At least three bomb threats against historically Black colleges and universities (HBCUs) were made last week, marking the fourth consecutive week that Black-majority schools have receive bomb threats. Last week’s threats were made against Hampton University in Hampton, Virginia; Elizabeth City State University in Elizabeth City, North Carolina; and Norfolk State University in Norfolk, Virginia. As with the preceding threats, no bombs were found on the campuses. At least 33 HBCUs have been targeted by bomb threats so far this year.
Last week marked the highest number of demonstration events attended by militias and militant social movements since mid-November 2021 as well, when Kyle Rittenhouse was acquitted. In addition to the ‘People’s Convoy,’ militias and militant social movements participated in several other ‘Freedom Convoys.’ Three Percenters attended a ‘Freedom Convoy’ from Scranton, Pennsylvania to Washington, DC, while local ‘Freedom Convoys’ ending in Raleigh, North Carolina and Schaumburg, Illinois were attended by Proud Boys.

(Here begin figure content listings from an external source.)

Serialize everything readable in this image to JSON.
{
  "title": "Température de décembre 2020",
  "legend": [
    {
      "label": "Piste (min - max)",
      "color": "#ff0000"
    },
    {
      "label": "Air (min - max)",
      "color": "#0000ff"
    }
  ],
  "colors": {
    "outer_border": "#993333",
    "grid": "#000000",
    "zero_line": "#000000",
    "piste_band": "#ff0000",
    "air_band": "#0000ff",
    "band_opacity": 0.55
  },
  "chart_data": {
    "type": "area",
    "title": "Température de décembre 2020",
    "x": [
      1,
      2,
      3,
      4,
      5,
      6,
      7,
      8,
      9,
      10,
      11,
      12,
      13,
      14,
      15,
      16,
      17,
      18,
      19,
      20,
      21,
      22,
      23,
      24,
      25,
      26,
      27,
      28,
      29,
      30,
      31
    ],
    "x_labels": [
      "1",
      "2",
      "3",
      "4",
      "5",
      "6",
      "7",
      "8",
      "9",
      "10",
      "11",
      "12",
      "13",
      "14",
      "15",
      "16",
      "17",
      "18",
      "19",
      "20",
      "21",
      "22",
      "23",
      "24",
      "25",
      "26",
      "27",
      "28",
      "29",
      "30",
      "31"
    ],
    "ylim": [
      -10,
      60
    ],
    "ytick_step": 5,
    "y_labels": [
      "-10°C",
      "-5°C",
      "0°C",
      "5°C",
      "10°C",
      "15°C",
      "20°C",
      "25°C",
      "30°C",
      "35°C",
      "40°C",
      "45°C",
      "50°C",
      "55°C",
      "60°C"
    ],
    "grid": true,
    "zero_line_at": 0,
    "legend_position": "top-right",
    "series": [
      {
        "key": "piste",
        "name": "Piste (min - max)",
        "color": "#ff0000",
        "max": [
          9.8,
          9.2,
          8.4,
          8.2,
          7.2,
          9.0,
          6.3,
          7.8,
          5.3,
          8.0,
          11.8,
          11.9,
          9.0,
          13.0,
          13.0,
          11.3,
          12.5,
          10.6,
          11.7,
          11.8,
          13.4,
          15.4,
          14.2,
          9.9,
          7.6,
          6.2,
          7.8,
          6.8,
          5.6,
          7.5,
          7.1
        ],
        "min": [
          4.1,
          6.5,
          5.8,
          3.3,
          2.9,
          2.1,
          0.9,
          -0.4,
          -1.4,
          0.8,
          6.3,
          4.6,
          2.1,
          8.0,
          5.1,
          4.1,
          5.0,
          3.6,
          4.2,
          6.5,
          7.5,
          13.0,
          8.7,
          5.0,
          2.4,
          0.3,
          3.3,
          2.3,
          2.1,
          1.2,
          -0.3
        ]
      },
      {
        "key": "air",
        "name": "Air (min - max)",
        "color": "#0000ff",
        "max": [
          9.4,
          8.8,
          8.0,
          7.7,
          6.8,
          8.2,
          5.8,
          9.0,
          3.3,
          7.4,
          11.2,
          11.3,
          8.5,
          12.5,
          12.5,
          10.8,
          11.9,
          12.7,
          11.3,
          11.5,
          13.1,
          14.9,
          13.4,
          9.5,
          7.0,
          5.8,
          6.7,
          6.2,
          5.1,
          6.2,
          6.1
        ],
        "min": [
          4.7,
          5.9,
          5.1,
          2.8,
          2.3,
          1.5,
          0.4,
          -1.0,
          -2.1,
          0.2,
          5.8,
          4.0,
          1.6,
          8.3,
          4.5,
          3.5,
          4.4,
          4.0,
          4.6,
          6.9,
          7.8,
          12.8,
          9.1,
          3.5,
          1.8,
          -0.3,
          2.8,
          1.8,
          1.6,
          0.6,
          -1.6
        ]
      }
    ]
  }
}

On 19 February, members of the United Patriot Party participated in a demonstration against COVID-19 vaccines in Graham, North Carolina. QAnon adherents and members of the Proud Boys attended a similar anti-vaccine demonstration on the same day in Los Angeles, California. A vaccine mandate in California aims to ban unvaccinated students, teachers, and staff from school campuses (Los Angeles Times, 24 January 2022).
Members of the Proud Boys, along with armed Boogaloo Boys, were also active during a ‘Second Amendment Rally’ in Phoenix, Arizona on 19 February. During the demonstration, Proud Boys posed alongside Republican gubernatorial candidate Scott Nealy.

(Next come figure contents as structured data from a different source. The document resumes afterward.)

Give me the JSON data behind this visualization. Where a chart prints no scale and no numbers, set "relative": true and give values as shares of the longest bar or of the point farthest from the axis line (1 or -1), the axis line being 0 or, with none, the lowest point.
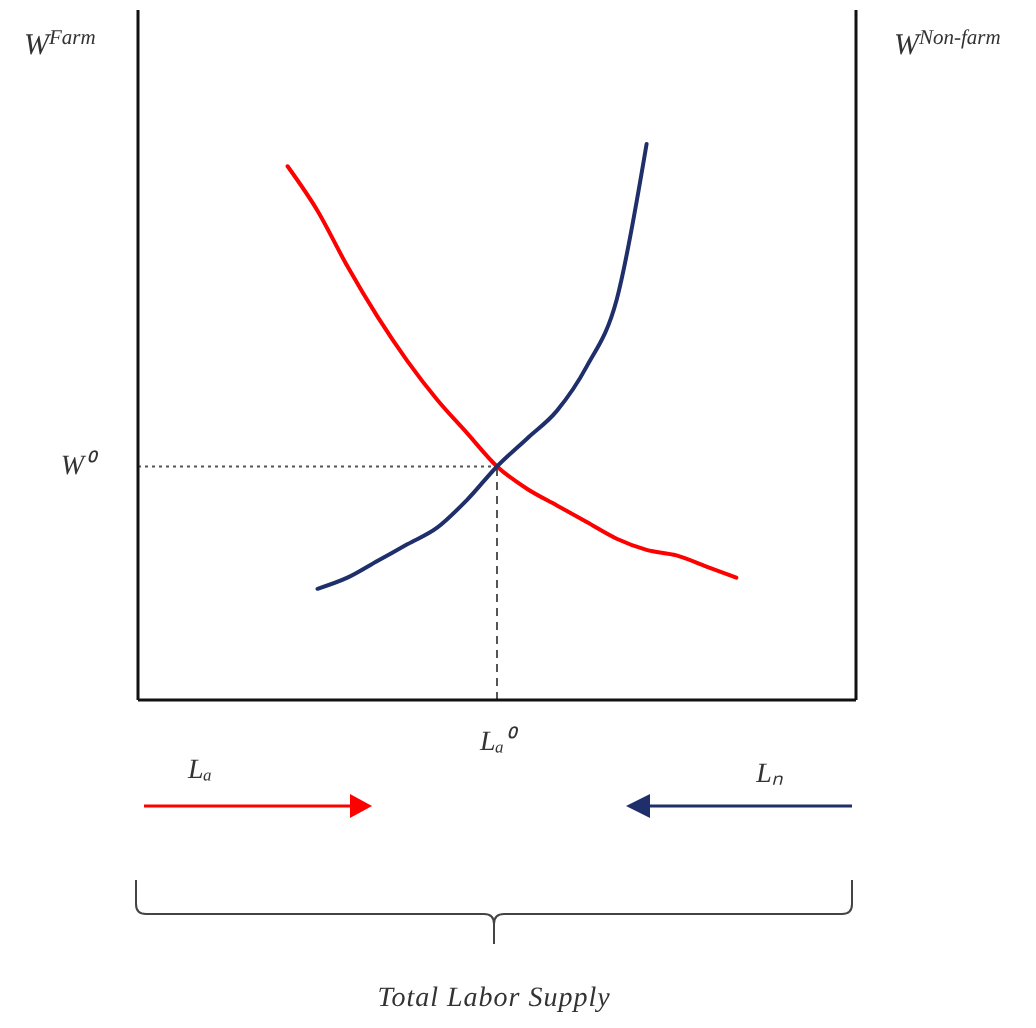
{
  "chart_data": {
    "type": "line",
    "relative": true,
    "line_style": "solid",
    "categories": [
      null,
      null,
      null,
      null,
      null,
      null,
      null,
      null,
      null,
      null,
      null,
      null,
      null,
      null,
      null,
      null,
      null,
      null,
      null,
      null,
      null,
      null,
      null,
      null,
      null
    ],
    "series": [
      {
        "color": "#ff0000",
        "values": [
          null,
          null,
          null,
          null,
          null,
          0.96,
          0.88,
          0.78,
          0.69,
          0.61,
          0.54,
          0.48,
          0.42,
          0.38,
          0.35,
          0.32,
          0.29,
          0.27,
          0.26,
          0.24,
          0.22,
          null,
          null,
          null,
          null
        ]
      },
      {
        "color": "#1f2f6b",
        "values": [
          null,
          null,
          null,
          null,
          null,
          null,
          0.2,
          0.22,
          0.25,
          0.28,
          0.31,
          0.36,
          0.42,
          0.47,
          0.52,
          0.6,
          0.72,
          1.0,
          null,
          null,
          null,
          null,
          null,
          null,
          null
        ]
      }
    ],
    "ylabel": "W$^{Farm}$",
    "y2label": "W$^{Non-farm}$",
    "ref_lines": [
      {
        "axis": "y",
        "value": 0.42,
        "label": "W⁰",
        "line_style": "dotted"
      }
    ],
    "annotations": [
      "Lₐ⁰",
      "Lₐ",
      "Lₙ",
      "Total Labor Supply"
    ]
  }
}
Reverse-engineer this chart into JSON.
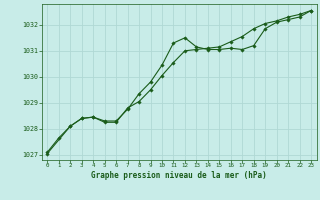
{
  "title": "Graphe pression niveau de la mer (hPa)",
  "background_color": "#c8ece8",
  "grid_color": "#b0d8d4",
  "line_color": "#1a5c1a",
  "marker_color": "#1a5c1a",
  "xlim": [
    -0.5,
    23.5
  ],
  "ylim": [
    1026.8,
    1032.8
  ],
  "xticks": [
    0,
    1,
    2,
    3,
    4,
    5,
    6,
    7,
    8,
    9,
    10,
    11,
    12,
    13,
    14,
    15,
    16,
    17,
    18,
    19,
    20,
    21,
    22,
    23
  ],
  "yticks": [
    1027,
    1028,
    1029,
    1030,
    1031,
    1032
  ],
  "series1_x": [
    0,
    1,
    2,
    3,
    4,
    5,
    6,
    7,
    8,
    9,
    10,
    11,
    12,
    13,
    14,
    15,
    16,
    17,
    18,
    19,
    20,
    21,
    22,
    23
  ],
  "series1_y": [
    1027.1,
    1027.65,
    1028.1,
    1028.4,
    1028.45,
    1028.3,
    1028.3,
    1028.75,
    1029.35,
    1029.8,
    1030.45,
    1031.3,
    1031.5,
    1031.15,
    1031.05,
    1031.05,
    1031.1,
    1031.05,
    1031.2,
    1031.85,
    1032.1,
    1032.2,
    1032.3,
    1032.55
  ],
  "series2_x": [
    0,
    2,
    3,
    4,
    5,
    6,
    7,
    8,
    9,
    10,
    11,
    12,
    13,
    14,
    15,
    16,
    17,
    18,
    19,
    20,
    21,
    22,
    23
  ],
  "series2_y": [
    1027.05,
    1028.1,
    1028.4,
    1028.45,
    1028.25,
    1028.25,
    1028.8,
    1029.05,
    1029.5,
    1030.05,
    1030.55,
    1031.0,
    1031.05,
    1031.1,
    1031.15,
    1031.35,
    1031.55,
    1031.85,
    1032.05,
    1032.15,
    1032.3,
    1032.4,
    1032.55
  ]
}
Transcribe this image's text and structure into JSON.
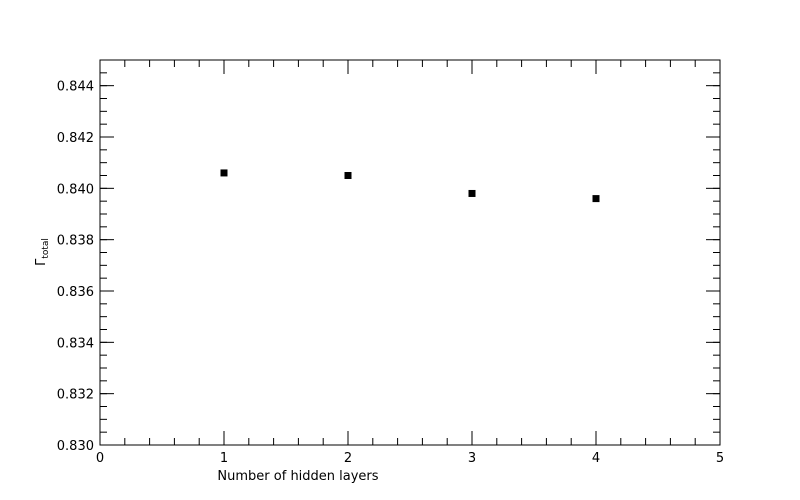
{
  "chart_data": {
    "type": "scatter",
    "title": "",
    "xlabel": "Number of hidden layers",
    "ylabel": {
      "main": "Γ",
      "sub": "total"
    },
    "xlim": [
      0,
      5
    ],
    "ylim": [
      0.83,
      0.845
    ],
    "x_ticks": [
      0,
      1,
      2,
      3,
      4,
      5
    ],
    "x_tick_labels": [
      "0",
      "1",
      "2",
      "3",
      "4",
      "5"
    ],
    "y_ticks": [
      0.83,
      0.832,
      0.834,
      0.836,
      0.838,
      0.84,
      0.842,
      0.844
    ],
    "y_tick_labels": [
      "0.830",
      "0.832",
      "0.834",
      "0.836",
      "0.838",
      "0.840",
      "0.842",
      "0.844"
    ],
    "grid": false,
    "marker": "square",
    "marker_color": "#000000",
    "series": [
      {
        "x": [
          1,
          2,
          3,
          4
        ],
        "y": [
          0.8406,
          0.8405,
          0.8398,
          0.8396
        ]
      }
    ]
  }
}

On 20 February, Proud Boys dropped a banner reading ”we’ll have our home again” over a highway overpass in Sacramento, California. At the banner drop demonstration, Proud Boys hit a citizen journalist several times with a metal pole while yelling homophobic slurs.
Veterans on Patrol (VOP) conducted several patrols along the US-Mexico border near Sasabe, Arizona. VOP claims they encountered more than 124 migrants, 80 of whom are children, during the week. VOP also claims they turned the migrants over to US Border Patrol agents.
Openly white supremacist groups were also active last week. The Goyim Defense League (GDL) distributed anti-Semitic flyers in Illinois, Maryland, Texas, Colorado, and California, blaming Jewish people for the coronavirus pandemic. While the GDL has previously distributed similar flyers, last week marked the highest number of reported incidents since ACLED began coverage in 2020. This also marks the first week that these GDL flyers were reported in Illinois. On 19 February, members of the National Socialist Movement, along with White Lives Matter (WLM) adherents, gathered in Hampton, New Hampshire, to demonstrate against vaccine mandates. On 21 February, the neo-Nazi organization Nationalist Social Club (NSC) gathered outside a Providence, Rhode Island library that was hosting a reading of the Communist Manifesto. NSC members waved swastika-emblazoned flags, banged on the windows, and yelled slurs (USA Today, 22 February 2022). On 22 February, Patriot Front dropped a banner over a highway overpass in Hudson, Ohio.